Perhaps you decide you want to do something mission-driven with a good salary. Or you decide that freedom and independence are more important to you than security. Get as specific as you can or go through a process to get there.
Let’s say, for example, you decide you want to become the best eye surgeon in Texas. Here’s how you break that down further, so that you can give yourself some actions to commit to:
- Who’s the best eye surgeon in Texas, right now?
- Do they speak at a certain conference every year? Are they a member of any professional associations?
- What was their career arc and that of others who impress you?
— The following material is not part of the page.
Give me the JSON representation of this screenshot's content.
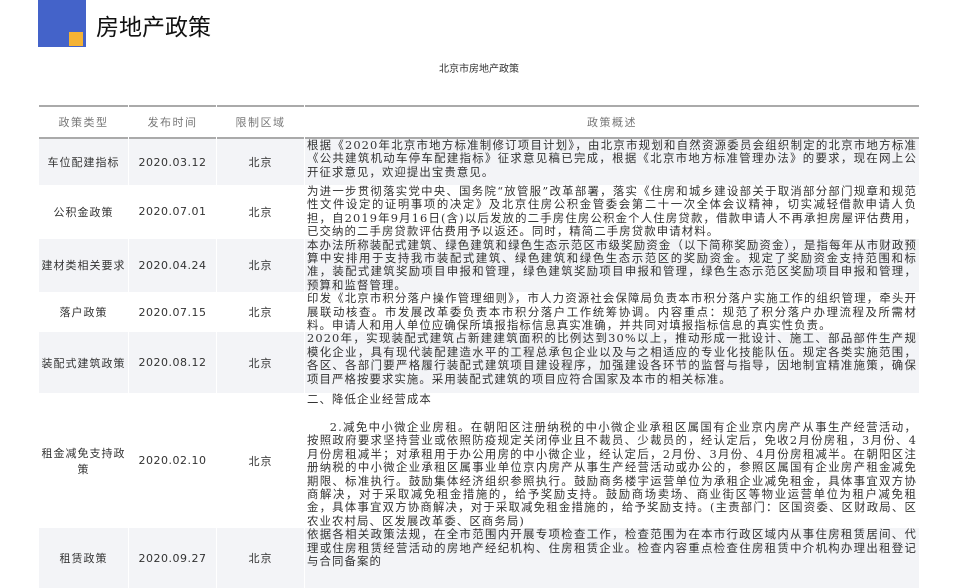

- What’s the sort of influence they have, and how do you begin to direct yourself towards developing in similar ways?
The next step, honestly, is holding yourself accountable and doing the work it takes to make that happen. So many of us want to be Mark Zuckerberg, but we have neither the aptitude nor the focus. If you know now what to pursue next, how do you ensure that you walk down the path to your goal?
To remind you:
- Figure out who your professional role model is, and ask yourself why.
- Figure out what your career would look like in five years if you were the role model.
- Break that down into tangible specific steps and hold yourself accountable.
Many people come to me for career coaching when they’re having trouble sticking to a plan. Or you might choose to work with a colleague or a friend to keep you on track. There are also, increasingly, online tools and services to help keep you motivated and on target in your career. You may never be a Zuckerberg, but you can be the best version of you.